Zu spät, wieder einmal. All die kleinen Läden und Lokale würden binnen Jahresfrist abgerissen sein, vielleicht noch im Lauf dieses Sommers. Weite Teile des Areals waren schon beseitigt, dem Erdboden gleichgemacht, hinter lückenlosen, fast spaltlosen Baustellenwänden wurde in den Tiefen der Erde gescharrt. Ich ging um das Loch herum, sah da und dort noch ein Restaurant, ein Izakaya in Betrieb, manche würden sich vielleicht retten, würden die Umwälzung überstehen, sich größer werden, vom künftigen Aufschwung profitieren, ihr Publikum erweitern... Genau wie in Momo, im Film, wo Mario Adorf, der sympathisch träge Wirt, der früher, in den Filmen meiner Jugend, immer finstere Bösewichte gespielt hatte, der im Zuge der rasenden Umstrukturierung des verschlafenen Dörfchens am Rande der Großstadt zum Fast-Food-Manager wird, der für seine alten Freunde keine Zeit und keinen Platz mehr haben darf. 2019 soll die Stadterneuerung von Musashikoyama abgeschlossen sein, und in Tokyo kann man Gift darauf nehmen, daß die Lemuren die strengen Zeitpläne einhalten.
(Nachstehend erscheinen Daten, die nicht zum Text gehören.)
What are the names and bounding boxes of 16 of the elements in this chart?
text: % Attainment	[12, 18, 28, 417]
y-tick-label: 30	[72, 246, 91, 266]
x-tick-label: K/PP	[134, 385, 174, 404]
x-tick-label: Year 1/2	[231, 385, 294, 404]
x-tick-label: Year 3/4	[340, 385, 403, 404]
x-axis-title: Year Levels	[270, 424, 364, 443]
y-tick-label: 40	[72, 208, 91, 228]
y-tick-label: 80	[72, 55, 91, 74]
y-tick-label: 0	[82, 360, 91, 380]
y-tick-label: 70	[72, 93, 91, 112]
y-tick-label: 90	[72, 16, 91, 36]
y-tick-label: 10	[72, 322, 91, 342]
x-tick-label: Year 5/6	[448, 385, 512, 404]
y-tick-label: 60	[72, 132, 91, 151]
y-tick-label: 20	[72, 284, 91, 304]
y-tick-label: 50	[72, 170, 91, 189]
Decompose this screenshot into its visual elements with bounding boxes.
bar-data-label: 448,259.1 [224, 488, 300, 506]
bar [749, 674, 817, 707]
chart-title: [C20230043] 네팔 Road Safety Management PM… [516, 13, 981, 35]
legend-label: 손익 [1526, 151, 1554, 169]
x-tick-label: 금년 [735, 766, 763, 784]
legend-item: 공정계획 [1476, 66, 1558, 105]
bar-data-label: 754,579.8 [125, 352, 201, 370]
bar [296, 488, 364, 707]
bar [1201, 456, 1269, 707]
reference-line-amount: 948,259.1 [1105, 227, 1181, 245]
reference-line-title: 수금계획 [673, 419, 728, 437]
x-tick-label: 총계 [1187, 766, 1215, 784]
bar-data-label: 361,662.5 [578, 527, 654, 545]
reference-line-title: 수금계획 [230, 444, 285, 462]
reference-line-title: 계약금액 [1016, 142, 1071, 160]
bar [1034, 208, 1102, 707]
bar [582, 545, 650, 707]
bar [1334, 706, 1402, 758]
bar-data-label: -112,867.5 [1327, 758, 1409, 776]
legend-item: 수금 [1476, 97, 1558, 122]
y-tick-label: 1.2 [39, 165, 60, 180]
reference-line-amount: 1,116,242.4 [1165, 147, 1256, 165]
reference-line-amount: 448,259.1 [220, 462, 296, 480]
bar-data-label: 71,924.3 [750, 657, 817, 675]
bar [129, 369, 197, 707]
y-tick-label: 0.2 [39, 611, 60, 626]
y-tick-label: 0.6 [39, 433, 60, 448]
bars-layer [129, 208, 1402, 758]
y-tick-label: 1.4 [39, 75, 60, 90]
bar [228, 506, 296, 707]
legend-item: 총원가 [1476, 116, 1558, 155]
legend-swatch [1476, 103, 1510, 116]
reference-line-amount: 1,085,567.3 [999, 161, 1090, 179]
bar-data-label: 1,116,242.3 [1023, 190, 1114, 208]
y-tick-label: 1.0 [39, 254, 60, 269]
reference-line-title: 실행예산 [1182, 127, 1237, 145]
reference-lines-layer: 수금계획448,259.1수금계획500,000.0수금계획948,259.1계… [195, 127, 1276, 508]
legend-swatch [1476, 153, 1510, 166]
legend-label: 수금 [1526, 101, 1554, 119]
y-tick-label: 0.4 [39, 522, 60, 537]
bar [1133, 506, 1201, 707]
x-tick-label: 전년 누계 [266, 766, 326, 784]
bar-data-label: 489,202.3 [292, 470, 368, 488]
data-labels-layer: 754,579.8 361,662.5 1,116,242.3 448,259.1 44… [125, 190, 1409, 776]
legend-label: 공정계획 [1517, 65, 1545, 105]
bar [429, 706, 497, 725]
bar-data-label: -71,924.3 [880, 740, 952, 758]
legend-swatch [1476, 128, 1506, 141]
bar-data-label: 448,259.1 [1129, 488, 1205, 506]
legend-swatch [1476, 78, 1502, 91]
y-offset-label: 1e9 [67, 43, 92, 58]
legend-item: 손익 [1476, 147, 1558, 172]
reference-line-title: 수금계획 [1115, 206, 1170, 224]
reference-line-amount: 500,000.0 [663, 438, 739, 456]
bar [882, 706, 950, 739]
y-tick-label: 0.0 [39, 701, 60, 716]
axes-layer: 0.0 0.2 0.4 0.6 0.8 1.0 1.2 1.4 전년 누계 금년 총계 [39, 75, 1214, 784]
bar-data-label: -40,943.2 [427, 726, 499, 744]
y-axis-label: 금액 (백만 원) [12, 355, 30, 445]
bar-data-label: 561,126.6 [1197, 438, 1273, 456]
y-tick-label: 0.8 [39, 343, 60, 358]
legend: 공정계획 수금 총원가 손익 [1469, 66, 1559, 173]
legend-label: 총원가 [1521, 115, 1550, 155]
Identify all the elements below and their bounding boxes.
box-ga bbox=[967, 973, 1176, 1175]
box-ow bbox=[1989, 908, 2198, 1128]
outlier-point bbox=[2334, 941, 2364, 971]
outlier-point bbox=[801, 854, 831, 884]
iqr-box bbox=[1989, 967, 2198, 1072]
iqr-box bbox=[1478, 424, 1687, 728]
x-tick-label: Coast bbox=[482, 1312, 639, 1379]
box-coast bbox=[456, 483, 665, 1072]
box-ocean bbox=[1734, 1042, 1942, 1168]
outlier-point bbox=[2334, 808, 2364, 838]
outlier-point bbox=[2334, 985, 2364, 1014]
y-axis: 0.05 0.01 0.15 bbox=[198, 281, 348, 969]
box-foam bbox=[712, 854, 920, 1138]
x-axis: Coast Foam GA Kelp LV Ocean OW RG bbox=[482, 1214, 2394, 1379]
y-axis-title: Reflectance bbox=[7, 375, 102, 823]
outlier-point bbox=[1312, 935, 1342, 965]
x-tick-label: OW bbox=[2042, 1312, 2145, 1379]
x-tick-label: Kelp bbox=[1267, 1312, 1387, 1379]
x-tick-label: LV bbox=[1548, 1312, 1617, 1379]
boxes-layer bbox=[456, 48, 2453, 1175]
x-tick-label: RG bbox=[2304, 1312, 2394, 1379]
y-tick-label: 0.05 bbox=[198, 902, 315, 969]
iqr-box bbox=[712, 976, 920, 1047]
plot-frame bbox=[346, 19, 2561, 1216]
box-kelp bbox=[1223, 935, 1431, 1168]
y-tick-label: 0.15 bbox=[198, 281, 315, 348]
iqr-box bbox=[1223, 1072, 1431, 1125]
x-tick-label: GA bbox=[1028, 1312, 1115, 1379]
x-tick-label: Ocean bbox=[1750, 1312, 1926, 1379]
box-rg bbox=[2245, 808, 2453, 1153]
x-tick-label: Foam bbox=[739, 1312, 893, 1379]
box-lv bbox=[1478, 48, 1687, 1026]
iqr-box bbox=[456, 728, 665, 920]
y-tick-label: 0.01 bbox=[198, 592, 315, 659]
Türme, die in den Himmel wachsen, mehrstöckiges Shopping-Center statt Shotengai, elegante, begrünte Plätze: wahrscheinlich wird mir das sogar gefallen, wie mir Ebisu oder Musashikosugi und sogar Roppongi-Hills gefallen.

Geschichte I

So findet meine persönliche Showa-Geschichte doch noch einen Abschluß, ein natürliches und urbanes, rasches, aber nicht abruptes Ende, wo Abriß und Erneuerung den Grundrhythmus abgeben. Beschleunigung durch neue Technologien, aber letztlich wie im alten Japan, wo man nicht für die Ewigkeit baute wie in Europa – all die Burgen und Kathedralen, Palazzi und Festungen: unvorstellbar, daß sie jemals verschwinden. In gewisser Weise liegt die japanische Ewigkeit in der Erneuerung selbst, die, früher zumindest, auf Wiederholung abzielte, nicht auf Veränderung. Ewige Wiederholung des Gleichen, diese Maxime brauchte man hierzulande nicht erst philosophisch zu begründen. Allerdings wird dieses Prinzip bei Großprojekten heute nicht mehr befolgt, und man kann sich schwer vorstellen, daß fünfzigstöckige Türme in zwei Jahrzehnten schon wieder abgerissen werden.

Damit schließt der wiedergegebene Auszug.